Stephone E. Gillen, Wood Herron & Evans LLP
You've already done a lot of work: creating your requirements definition, identifying and qualifying prospective vendors, evaluating their proposals, selecting a winner and doing your due diligence, negotiating refinements to their proposal. But before you sign the vendor's form agreement, be sure and measure it against this list of common shortcomings that can, if not corrected, leave your expectations unfulfilled.
What are you really getting?
Contemporary software applications are complex, and ever evolving.
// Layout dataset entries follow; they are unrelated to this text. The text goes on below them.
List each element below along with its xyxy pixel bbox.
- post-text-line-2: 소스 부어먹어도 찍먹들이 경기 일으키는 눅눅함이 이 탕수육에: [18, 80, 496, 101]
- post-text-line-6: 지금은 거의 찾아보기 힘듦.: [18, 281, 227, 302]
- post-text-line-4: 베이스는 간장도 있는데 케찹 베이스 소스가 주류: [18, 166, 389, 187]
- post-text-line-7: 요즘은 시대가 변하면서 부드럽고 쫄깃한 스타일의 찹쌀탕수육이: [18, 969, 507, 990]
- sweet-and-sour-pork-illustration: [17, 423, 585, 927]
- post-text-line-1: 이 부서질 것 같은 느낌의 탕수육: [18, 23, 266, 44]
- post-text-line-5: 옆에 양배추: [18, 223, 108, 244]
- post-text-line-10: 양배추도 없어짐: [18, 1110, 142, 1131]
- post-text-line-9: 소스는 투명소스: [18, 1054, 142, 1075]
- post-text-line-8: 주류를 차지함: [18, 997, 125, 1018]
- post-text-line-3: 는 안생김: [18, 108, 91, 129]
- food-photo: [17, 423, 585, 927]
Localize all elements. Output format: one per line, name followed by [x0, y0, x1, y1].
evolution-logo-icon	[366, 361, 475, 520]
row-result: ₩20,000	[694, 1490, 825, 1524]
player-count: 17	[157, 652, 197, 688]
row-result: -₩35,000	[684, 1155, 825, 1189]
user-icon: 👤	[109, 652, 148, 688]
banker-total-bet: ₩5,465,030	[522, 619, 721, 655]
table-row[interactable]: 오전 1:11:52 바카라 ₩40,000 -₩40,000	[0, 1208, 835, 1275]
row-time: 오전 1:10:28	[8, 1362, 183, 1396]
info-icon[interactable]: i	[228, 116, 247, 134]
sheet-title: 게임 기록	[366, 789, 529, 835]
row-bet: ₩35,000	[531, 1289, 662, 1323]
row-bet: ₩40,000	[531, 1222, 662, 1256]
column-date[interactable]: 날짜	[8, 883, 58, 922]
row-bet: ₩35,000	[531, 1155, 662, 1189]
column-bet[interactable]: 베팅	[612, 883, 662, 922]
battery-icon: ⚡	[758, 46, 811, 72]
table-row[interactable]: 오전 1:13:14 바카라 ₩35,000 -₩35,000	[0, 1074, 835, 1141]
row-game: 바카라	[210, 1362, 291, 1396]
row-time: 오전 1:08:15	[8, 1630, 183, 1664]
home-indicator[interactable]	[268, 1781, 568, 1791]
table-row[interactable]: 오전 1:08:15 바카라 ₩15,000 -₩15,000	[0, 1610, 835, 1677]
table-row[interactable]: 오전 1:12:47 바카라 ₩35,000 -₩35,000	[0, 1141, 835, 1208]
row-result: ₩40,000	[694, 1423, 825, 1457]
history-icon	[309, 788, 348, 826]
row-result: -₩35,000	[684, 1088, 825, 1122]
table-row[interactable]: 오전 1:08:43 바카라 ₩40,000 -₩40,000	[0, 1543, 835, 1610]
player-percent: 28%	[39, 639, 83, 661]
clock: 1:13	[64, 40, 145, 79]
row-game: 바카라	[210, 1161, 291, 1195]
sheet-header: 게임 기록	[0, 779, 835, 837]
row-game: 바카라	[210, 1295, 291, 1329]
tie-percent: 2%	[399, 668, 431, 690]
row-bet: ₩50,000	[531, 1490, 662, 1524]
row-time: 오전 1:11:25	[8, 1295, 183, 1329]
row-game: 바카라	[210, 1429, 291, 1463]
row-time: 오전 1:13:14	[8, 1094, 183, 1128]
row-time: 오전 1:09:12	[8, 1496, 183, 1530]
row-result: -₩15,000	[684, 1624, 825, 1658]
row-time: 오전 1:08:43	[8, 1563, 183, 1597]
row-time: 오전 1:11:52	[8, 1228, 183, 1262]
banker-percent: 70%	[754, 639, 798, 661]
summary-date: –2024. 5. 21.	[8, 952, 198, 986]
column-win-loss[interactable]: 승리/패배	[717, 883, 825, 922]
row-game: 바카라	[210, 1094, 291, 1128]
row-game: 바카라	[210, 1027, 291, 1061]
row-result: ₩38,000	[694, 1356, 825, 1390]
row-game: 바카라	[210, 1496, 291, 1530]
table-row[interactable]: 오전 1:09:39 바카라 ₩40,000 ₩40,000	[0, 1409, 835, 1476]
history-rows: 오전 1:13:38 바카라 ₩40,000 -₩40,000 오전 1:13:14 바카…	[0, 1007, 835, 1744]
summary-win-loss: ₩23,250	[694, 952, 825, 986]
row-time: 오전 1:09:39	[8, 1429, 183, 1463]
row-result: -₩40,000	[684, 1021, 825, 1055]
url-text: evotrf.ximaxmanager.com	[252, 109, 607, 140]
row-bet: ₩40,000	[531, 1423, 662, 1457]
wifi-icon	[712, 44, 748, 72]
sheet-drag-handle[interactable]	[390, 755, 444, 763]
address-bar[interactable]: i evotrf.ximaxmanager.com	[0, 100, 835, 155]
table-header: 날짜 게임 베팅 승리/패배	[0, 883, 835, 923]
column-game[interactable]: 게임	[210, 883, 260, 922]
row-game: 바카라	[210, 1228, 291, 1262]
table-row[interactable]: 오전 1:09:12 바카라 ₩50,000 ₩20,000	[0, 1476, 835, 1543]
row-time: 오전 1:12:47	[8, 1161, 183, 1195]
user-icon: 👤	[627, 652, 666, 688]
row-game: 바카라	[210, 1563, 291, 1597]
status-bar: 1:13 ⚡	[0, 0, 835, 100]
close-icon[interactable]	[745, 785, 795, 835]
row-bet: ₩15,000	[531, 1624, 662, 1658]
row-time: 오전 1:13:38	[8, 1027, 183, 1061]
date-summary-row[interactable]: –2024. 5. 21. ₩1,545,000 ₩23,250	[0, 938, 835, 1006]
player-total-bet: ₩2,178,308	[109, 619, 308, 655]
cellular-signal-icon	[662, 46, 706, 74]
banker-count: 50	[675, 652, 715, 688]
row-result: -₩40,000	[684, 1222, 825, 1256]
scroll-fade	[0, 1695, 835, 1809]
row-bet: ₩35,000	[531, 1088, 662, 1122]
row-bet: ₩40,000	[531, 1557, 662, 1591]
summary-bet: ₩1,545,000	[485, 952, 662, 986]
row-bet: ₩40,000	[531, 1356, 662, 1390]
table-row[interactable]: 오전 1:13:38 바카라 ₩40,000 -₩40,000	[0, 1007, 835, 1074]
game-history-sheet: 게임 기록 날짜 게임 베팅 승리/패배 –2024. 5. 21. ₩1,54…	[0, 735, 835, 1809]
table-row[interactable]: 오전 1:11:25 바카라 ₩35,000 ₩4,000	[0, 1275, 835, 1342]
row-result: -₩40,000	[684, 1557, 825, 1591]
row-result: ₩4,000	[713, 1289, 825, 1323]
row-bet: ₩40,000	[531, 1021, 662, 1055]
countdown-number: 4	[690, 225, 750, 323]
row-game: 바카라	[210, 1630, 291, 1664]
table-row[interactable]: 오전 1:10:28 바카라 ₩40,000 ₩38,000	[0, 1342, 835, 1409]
You want to be sure that the license accurately specifies: which applications you are getting; whether it will run in your existing environment and if not, who pays for required improvements; whether you are getting the software in executable form only or whether you are also getting source code; and what sort of documentation will be provided.
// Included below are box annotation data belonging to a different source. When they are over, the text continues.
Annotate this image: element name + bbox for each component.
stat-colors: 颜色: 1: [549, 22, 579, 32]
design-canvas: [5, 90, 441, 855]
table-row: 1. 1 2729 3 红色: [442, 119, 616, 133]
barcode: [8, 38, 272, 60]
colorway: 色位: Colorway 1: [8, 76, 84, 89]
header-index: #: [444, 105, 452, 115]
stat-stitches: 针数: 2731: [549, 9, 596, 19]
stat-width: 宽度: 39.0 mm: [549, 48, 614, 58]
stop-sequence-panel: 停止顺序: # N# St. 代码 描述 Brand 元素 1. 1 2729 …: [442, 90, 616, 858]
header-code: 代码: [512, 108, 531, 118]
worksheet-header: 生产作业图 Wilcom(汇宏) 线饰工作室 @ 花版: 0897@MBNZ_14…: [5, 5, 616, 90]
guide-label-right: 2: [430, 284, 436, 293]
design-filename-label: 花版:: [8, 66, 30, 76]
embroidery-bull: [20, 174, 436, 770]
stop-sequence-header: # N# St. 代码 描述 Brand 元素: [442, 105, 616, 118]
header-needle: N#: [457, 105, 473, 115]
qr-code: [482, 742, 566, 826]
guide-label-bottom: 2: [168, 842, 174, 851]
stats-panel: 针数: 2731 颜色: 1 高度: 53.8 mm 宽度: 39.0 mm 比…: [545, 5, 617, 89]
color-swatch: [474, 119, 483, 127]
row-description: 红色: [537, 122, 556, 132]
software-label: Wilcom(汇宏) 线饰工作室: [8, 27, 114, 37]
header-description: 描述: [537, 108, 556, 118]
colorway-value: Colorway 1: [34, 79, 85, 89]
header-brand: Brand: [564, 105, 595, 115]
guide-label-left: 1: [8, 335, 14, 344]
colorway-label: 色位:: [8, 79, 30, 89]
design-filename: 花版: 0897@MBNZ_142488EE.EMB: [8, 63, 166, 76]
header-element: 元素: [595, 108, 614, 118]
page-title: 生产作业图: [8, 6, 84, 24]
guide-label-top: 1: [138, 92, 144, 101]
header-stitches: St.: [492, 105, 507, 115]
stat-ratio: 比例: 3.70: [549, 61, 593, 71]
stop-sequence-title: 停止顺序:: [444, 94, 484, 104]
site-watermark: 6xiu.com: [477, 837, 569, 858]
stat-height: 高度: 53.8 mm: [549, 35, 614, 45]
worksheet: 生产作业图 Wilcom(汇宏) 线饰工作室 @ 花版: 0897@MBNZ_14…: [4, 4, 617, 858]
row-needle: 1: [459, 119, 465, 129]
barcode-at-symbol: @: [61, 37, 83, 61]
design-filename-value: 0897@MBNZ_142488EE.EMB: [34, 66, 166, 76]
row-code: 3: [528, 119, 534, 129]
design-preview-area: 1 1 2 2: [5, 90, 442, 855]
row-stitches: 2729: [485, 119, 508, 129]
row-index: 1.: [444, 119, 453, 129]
It's undoubtedly correct to say that if you don't get this right, nothing else will matter. But as a practical matter, it is unlikely that you as a business person will be able to provide the details. Much of this will take the form of schedules and exhibits to the agreement (requirements document, RFP and response, published documentation, proposal, etc.). Your task is to ask the right questions of the right people to be certain that both you and the vendor have a common understanding and that the details have been adequately memorialized in the agreement.
And as complex as all of this sounds, understanding the scope of your ownership rights or licenses can be even more bewildering.
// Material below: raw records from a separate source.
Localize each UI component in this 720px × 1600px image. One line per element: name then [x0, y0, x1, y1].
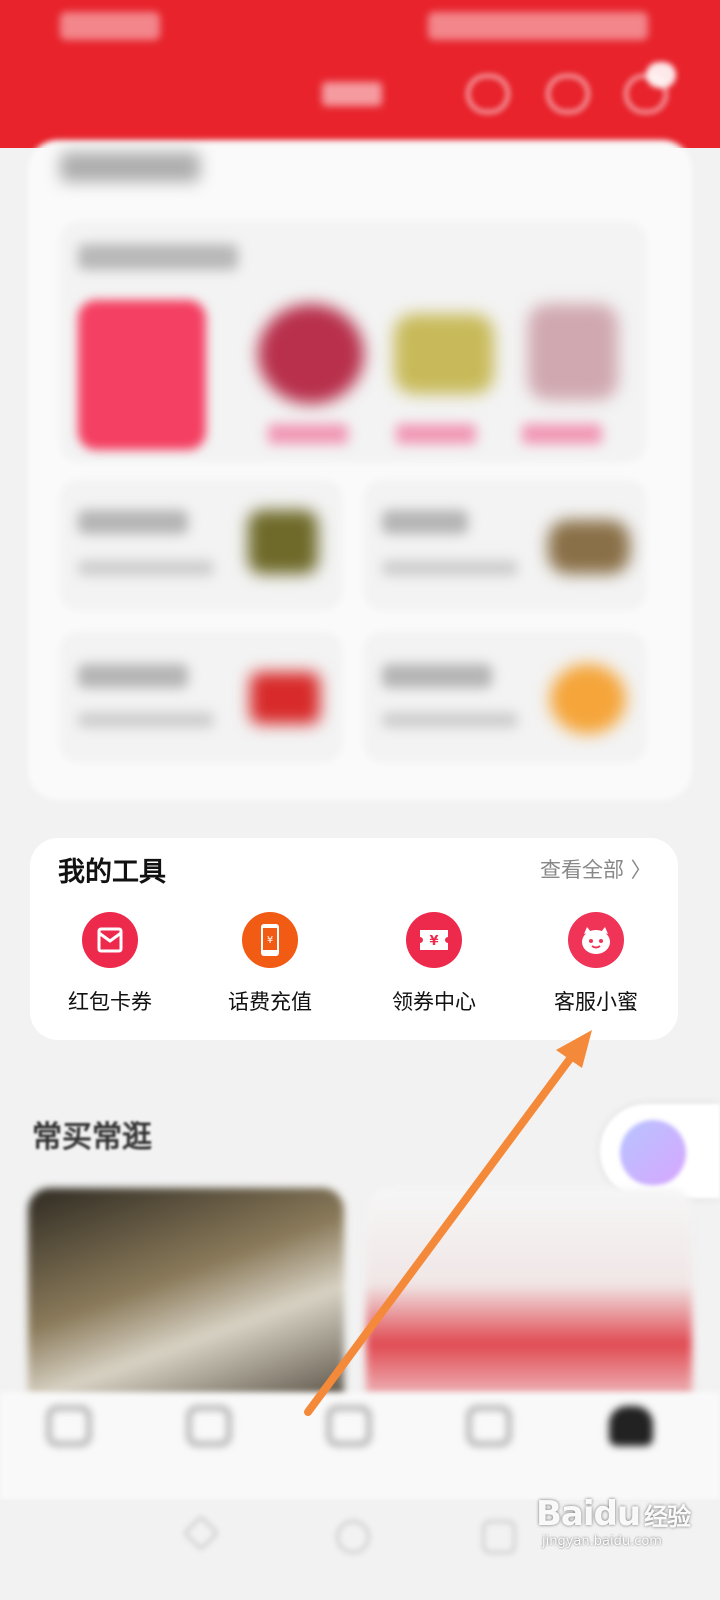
- watermark-logo: Baidu: [536, 1494, 641, 1534]
- annotation-arrow: [304, 1030, 592, 1416]
- watermark-logo-cn: 经验: [644, 1503, 691, 1531]
- baidu-jingyan-watermark: Baidu 经验 jingyan.baidu.com: [536, 1494, 712, 1582]
- watermark-url: jingyan.baidu.com: [542, 1534, 662, 1549]
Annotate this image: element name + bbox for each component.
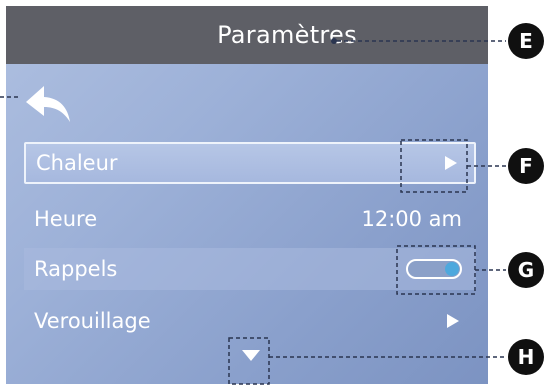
callout-badge-g: G [508,252,544,288]
toggle-knob [445,262,459,276]
menu-item-heure[interactable]: Heure 12:00 am [24,198,476,240]
menu-item-label: Heure [34,206,98,231]
scroll-down-icon[interactable] [240,346,262,364]
menu-item-label: Verouillage [34,308,151,333]
back-arrow-icon[interactable] [22,82,74,126]
menu-item-label: Chaleur [36,150,118,175]
menu-item-label: Rappels [34,256,118,281]
callout-label-h: H [518,345,535,369]
reminders-toggle[interactable] [406,259,462,279]
page-title: Paramètres [217,21,357,49]
callout-label-f: F [519,154,533,178]
callout-badge-e: E [508,23,544,59]
callout-label-e: E [519,29,533,53]
title-bar: Paramètres [6,6,488,64]
callout-badge-h: H [508,339,544,375]
menu-item-verouillage[interactable]: Verouillage [24,300,476,342]
play-arrow-icon [445,156,457,170]
callout-label-g: G [518,258,534,282]
menu-item-rappels[interactable]: Rappels [24,248,476,290]
settings-screen: Paramètres Chaleur Heure 12:00 am Rappel… [6,6,488,384]
time-value: 12:00 am [361,207,462,231]
callout-badge-f: F [508,148,544,184]
menu-item-chaleur[interactable]: Chaleur [24,142,476,184]
play-arrow-icon [447,314,459,328]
Using your software in ways not permitted by your license will almost certainly constitute a material breach of your license agreement (probably voiding your warranties and in some cases triggering an automatic termination of your license). Moreover, such activity may well constitute an infringement of the vendor's copyrights in the software.
What will it really do?
If you've made your purchase decision based on the performance representations made in the vendor's sales literature or made by the vendor's sales agents, you may be in for a disappointment. Make sure that you understand exactly what the license agreement says about what the software will do and that, if the license references user documentation in this regard, that you look to see what that documentation says about functions, features, and performance (including meaningful, measurable response time parameters) and do not simply rely on what you have been told. If you have spent the time and effort to work up an RFP and negotiate a proposal in response, be sure that the contract includes an affirmative obligation on the part of the vendor to deliver a system that complies with that documentation.
What will it really cost?
Is the license offered for a one-time fee or must it be periodically renewed? In either case, the license fee may be only a part of the cost of acquiring a new application. Will some customization be required? Will existing databases have to be converted? Are there separate support and maintenance costs? Are increases subject to some sort of limit or notice requirement? Don't overlook these additional costs as they may outstrip the initial license fees.
What happens if you have a problem?
Try as you might to diligently check out the vendor and the product, and as careful as you might be in reviewing the license agreement, contemporary software applications are complex and error free operation should never be assumed. Assume that, having completed your implementation and having switched over to your new system, you will experience an error, failure, or disruption at the most inopportune moment -- satisfy yourself that, under those circumstances, the remedies laid out in the agreement would be sufficient to allow you to sleep at night and that's just what you will be able to do.
- Is there a monetary remedy in the event the vendor can't make it work?
- Do you have to surrender the system in order to get access to the monetary remedy? Are you allowed to retain the system for long enough to make an orderly transition to a substitute?
- Does the contract include a limitation on the vendor's liability -- to a refund of license fees only (common)? Or do you get back all sums paid? What about reimbursement for data and file conversion costs?
- Is a copy of the source code in escrow? Will it be current? Will it be useable by you?
- If failure would be catastrophic, do you need to consider insuring against this risk?